There are a few basic features that Grant Achatz and Nick Kokonas should build into their online ticket sales.  First, you want a good system to generate the initial allocation of tickets for a given date, second you want an efficient system for re-allocating tickets as the date approaches.  Finally, you want to balance revenue maximization against the good vibe that comes from getting a ticket at a non-exorbitatnt price.

  1. Just like with the usual reservation system, you would open up ticket sales for, say August 1, 3 months in advance on May 1.   It is important that the mechanism  be transparent, but at the same time understated so that the business of selling tickets doesn’t draw attention away from the main attractions: the restuarant and the bar.  The simple solution is to use a sealed bid N+1st price auction.  Anyone wishing to buy a ticket for August 1 submits a bid.  Only the restaurant sees the bid.  The top 100 bidders get tickets and they pay a price equal to the 101st highest bid.  Each bidder is informed whether he won or not and the final price. With this mechanism it is a dominant strategy to bid your true maximal willingness to pay so the auction is transparent, and all of the action takes place behind the scenes so the auction won’t be a spectacle distracting from the overall reputation of the restaurant.
  2. Next probably wants to allow patrons to buy at lower prices than what an auction would yield.  That makes people feel better about the restaurant than if it was always trying to extract every last drop of consumer’s surplus.
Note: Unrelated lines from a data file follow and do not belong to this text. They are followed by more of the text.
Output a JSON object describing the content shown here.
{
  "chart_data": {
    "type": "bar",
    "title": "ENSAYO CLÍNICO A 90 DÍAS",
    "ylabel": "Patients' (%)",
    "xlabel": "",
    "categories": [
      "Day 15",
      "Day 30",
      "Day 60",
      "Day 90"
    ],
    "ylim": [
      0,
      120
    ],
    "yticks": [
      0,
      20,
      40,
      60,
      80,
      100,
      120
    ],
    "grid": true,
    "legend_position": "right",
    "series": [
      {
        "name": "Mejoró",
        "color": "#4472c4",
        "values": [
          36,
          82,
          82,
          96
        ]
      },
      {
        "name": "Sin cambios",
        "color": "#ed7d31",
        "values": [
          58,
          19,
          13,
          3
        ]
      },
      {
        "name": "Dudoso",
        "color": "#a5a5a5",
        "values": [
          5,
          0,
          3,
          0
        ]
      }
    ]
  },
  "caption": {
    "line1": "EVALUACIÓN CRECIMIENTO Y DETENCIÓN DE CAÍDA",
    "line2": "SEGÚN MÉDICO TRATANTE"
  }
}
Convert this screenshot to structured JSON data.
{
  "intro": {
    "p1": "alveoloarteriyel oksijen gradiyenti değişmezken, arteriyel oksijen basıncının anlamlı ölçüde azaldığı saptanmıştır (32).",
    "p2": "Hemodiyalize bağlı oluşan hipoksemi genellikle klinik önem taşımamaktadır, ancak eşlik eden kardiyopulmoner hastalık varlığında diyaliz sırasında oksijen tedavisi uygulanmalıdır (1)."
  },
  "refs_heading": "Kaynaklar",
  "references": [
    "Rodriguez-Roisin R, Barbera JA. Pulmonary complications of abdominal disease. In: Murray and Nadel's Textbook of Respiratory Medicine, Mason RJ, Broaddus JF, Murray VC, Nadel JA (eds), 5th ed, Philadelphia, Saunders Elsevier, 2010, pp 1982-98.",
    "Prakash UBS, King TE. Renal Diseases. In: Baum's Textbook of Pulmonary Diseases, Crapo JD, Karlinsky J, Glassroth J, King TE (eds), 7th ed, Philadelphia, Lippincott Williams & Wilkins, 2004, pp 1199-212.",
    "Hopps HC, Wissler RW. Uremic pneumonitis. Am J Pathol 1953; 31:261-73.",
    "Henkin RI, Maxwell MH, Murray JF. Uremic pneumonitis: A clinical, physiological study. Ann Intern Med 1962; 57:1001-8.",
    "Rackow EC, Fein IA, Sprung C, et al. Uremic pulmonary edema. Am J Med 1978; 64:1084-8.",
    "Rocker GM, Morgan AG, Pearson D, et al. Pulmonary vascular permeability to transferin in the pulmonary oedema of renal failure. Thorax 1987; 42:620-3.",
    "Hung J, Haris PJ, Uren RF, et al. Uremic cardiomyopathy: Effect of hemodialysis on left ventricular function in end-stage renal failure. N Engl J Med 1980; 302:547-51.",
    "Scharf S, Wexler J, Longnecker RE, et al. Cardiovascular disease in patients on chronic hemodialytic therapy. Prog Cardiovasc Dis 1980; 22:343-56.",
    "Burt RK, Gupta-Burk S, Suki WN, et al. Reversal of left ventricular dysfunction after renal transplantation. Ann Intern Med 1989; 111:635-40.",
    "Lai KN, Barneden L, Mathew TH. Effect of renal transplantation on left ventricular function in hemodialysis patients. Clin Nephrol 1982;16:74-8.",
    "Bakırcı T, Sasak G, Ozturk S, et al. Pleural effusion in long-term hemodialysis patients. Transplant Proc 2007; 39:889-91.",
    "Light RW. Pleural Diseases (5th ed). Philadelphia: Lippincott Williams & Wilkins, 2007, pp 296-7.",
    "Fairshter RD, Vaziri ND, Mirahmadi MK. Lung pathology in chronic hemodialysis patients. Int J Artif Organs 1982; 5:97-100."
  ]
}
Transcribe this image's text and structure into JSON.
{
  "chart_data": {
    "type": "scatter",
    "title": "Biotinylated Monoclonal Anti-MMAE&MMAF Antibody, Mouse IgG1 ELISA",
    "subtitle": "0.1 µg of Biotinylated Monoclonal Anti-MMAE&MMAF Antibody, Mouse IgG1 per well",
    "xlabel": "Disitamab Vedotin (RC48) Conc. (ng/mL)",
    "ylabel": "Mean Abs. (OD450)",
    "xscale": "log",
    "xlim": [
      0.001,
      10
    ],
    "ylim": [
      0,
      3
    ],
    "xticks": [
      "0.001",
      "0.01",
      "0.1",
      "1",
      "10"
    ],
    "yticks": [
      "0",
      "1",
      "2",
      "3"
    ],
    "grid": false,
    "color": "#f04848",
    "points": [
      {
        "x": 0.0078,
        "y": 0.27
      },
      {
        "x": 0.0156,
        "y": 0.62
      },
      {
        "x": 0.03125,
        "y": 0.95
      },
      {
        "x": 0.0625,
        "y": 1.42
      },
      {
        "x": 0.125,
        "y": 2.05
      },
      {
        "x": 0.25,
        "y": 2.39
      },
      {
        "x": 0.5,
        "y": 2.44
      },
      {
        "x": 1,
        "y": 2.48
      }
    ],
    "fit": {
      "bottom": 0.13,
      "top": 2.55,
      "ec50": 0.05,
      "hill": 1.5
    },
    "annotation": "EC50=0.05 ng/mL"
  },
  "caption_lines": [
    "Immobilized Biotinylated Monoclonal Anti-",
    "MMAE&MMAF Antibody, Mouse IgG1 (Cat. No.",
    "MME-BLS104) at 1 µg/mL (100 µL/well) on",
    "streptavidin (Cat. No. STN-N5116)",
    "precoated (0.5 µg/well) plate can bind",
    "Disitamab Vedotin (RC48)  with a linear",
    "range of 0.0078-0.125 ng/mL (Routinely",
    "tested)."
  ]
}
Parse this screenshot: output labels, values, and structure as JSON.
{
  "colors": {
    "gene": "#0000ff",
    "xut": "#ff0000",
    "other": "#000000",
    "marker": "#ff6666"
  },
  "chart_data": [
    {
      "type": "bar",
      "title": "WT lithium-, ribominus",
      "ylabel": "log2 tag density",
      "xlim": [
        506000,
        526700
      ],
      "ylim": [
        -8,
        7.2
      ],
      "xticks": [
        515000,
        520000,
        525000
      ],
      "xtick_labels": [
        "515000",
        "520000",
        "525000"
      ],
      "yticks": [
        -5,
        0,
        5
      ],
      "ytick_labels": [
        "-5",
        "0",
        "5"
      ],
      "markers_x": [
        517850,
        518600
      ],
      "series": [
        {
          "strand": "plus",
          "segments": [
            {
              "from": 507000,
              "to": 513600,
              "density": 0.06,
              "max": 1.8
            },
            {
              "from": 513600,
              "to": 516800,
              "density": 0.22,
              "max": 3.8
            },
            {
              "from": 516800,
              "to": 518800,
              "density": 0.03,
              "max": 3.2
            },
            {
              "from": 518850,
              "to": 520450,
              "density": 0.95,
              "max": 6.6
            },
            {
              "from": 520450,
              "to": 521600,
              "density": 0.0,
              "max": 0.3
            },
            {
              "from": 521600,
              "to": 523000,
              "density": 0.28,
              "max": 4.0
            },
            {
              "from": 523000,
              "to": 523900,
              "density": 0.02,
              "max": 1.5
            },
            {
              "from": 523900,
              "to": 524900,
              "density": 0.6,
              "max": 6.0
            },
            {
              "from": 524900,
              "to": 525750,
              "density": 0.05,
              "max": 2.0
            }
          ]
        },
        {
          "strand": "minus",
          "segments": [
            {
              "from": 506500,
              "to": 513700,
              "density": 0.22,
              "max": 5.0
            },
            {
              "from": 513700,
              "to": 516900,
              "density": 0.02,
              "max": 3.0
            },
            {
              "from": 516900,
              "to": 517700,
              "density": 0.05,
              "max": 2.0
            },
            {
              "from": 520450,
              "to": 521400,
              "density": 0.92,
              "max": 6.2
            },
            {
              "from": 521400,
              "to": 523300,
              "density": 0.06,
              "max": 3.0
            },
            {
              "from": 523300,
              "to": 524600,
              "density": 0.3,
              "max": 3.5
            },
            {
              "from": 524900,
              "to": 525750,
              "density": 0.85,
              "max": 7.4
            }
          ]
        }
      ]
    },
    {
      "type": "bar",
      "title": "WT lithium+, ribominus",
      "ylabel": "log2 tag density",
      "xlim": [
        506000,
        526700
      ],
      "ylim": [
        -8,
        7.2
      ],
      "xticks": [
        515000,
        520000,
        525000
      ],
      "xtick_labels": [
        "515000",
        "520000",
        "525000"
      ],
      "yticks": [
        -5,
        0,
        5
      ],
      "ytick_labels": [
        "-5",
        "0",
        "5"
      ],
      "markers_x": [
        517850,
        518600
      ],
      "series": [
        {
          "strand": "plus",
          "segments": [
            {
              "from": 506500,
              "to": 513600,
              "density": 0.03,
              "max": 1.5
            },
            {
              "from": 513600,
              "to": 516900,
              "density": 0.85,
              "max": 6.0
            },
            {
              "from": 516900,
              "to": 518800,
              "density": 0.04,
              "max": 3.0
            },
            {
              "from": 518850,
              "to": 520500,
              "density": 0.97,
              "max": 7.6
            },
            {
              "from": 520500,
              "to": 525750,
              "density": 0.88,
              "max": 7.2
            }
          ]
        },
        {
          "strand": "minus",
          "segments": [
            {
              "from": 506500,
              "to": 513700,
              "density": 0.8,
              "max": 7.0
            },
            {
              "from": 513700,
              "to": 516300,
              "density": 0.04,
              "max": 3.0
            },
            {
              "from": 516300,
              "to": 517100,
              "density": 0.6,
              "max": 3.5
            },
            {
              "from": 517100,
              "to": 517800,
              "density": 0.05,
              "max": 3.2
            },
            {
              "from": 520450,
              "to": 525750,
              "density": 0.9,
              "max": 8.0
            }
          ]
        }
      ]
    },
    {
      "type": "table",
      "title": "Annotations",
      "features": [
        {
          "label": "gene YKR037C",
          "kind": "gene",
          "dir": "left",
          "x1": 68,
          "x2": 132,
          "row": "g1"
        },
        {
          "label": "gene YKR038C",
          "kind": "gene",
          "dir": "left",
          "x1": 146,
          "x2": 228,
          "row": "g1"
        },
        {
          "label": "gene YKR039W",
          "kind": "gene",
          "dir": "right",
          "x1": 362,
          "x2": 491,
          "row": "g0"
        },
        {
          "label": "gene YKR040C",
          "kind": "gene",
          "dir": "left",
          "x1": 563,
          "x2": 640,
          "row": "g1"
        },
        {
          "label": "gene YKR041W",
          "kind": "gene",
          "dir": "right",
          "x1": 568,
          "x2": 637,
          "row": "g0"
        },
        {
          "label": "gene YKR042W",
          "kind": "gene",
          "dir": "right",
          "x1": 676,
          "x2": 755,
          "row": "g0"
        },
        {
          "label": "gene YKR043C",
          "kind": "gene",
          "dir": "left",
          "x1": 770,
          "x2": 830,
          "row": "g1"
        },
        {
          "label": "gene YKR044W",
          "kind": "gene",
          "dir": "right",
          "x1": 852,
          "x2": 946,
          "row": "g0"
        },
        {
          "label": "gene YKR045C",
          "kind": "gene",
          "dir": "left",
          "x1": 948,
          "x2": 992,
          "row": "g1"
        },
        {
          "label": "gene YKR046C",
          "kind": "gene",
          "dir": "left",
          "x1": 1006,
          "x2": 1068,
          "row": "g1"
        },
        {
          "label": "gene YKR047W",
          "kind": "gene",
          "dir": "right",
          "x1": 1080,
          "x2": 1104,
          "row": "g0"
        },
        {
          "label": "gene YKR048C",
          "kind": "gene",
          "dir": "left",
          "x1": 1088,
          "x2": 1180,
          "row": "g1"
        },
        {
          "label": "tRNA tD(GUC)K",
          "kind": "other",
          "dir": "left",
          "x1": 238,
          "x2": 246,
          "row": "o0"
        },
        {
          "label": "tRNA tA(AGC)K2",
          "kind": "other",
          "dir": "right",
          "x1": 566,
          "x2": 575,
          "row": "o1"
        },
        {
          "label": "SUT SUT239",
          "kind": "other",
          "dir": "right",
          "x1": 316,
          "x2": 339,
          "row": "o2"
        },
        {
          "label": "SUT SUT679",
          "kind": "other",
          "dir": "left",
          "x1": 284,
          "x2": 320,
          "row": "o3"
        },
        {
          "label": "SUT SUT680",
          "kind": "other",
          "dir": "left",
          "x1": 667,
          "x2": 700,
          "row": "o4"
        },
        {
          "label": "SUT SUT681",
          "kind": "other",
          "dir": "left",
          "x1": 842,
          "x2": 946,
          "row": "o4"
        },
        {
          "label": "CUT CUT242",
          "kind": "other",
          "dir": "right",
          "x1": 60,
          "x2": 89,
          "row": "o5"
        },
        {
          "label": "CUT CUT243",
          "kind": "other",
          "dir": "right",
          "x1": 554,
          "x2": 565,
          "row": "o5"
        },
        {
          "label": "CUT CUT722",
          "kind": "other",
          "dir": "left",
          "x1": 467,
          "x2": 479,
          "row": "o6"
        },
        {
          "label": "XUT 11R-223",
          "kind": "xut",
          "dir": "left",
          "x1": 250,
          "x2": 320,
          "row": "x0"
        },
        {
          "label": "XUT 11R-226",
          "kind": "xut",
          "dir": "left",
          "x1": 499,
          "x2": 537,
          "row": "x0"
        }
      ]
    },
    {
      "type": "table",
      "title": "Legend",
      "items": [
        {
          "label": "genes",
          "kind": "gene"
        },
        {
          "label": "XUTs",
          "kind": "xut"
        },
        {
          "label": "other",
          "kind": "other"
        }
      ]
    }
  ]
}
Its easy to work that into the mechanism. Decide that 50 out of 100 seats will be sold to people at a fixed price and the remainder will be sold by auction. The 50 lucky people will be chosen randomly from all of those whose bid was at least the fixed price.  The division between fixed-price and auction quantities could easily be adjusted over time, for different days of the week, etc.
  3. The most interesting design issue is to manage re-allocation of tickets. This is potentially a big deal for a restaurant like Next because many people will be coming from out of town to eat there. Last-minute changes of plans could mean that rapid re-allocation of tickets will have a big impact on efficiency. More generally, a resale market raises the value of a ticket because it turns the ticket into an option.  This increases the amount people are willing to bid for it.  So Next should design an online resale market that maximizes the efficiency of the allocation mechanism because those efficiency gains not only benefit the patrons but they also pay off in terms of initial ticket sales.
  4. But again you want to minimize the spectacle.  You don’t want Craigslist. Here is a simple transparent system that is again discreet.  After the original allocation of tickets by auction, anyone who wishes to purchase a ticket for August 1 submits their bid to the system.  In addition, anyone currently holding a ticket for August 1 has the option of submitting a resale price to the system. These bids are all kept secret internally in the system. At any moment in which the second highest bid exceeds the second lowest resale price offered, a transaction occurs.  In that transaction the highest bidder buys the ticket and pays the second-highest bid.  The seller who offered the lowest price sells his ticket and receives the second lowest price.
  5. That pricing rule has two effects.  First, it makes it a dominant strategy for buyers to submit bids equal to their true willingness to pay and for sellers to set their true reserve prices. Second, it ensures that Next earns a positive profit from every sale equal to the difference between the second-highest bid and the second-lowest resale price.  In fact it can be shown that this is the system that maximizes the efficiency of the market subject to the constraint the market is transparent (i.e. dominant strategies) and that Next does not lose money from the resale market.
  6. The system can easily be fine-tuned to give Next an even larger cut of the transactions gains, but a basic lesson of this kind of market design is that Next should avoid any intervention of that sort.  Any profits earned through brokering resale only reduces the efficiency of the resale market.  If Next is taking a cut then a trade will only occur if the gains outweigh Next’s cut. Fewer trades means a less efficient resale market and that means that a ticket is a less flexible asset.  The final result is that whatever profits are being squeezed out of the resale market are offset by reduced revenues from the original ticket auction.
  7. The one exception to the latter point is the people who managed to buy at the fixed price. If the goal was to give those people the gift of being able to eat at Next for an affordable price and not to give them the gift of being able to resell to high rollers, then you would offer them only the option to sell back their ticket at the original price (with Next either selling it again at the fixed price or at the auction price, pocketing the spread.)  This removes the incentive for “scalpers” to flood the ticket queue, something that is likely to be a big problem for the system currently being used.
  8. A huge benefit of a system like this is that it makes maximal use of information about patrons’ willingness to pay and with minimal effort. Compare this to a system where Next tries to gauge buyer demand over time and set the market clearing price.  First of all, setting prices is guesswork.  An auction figures out the price for you. Second, when you set prices you learn very little about demand.  You learn only that so many people were willing to pay more than the price.  You never find out how much more than that price people would have been willing to pay.  A sealed bid auction immediately gives you data on everybody’s willingness to pay. And at every moment in time.  That’s very valuable information.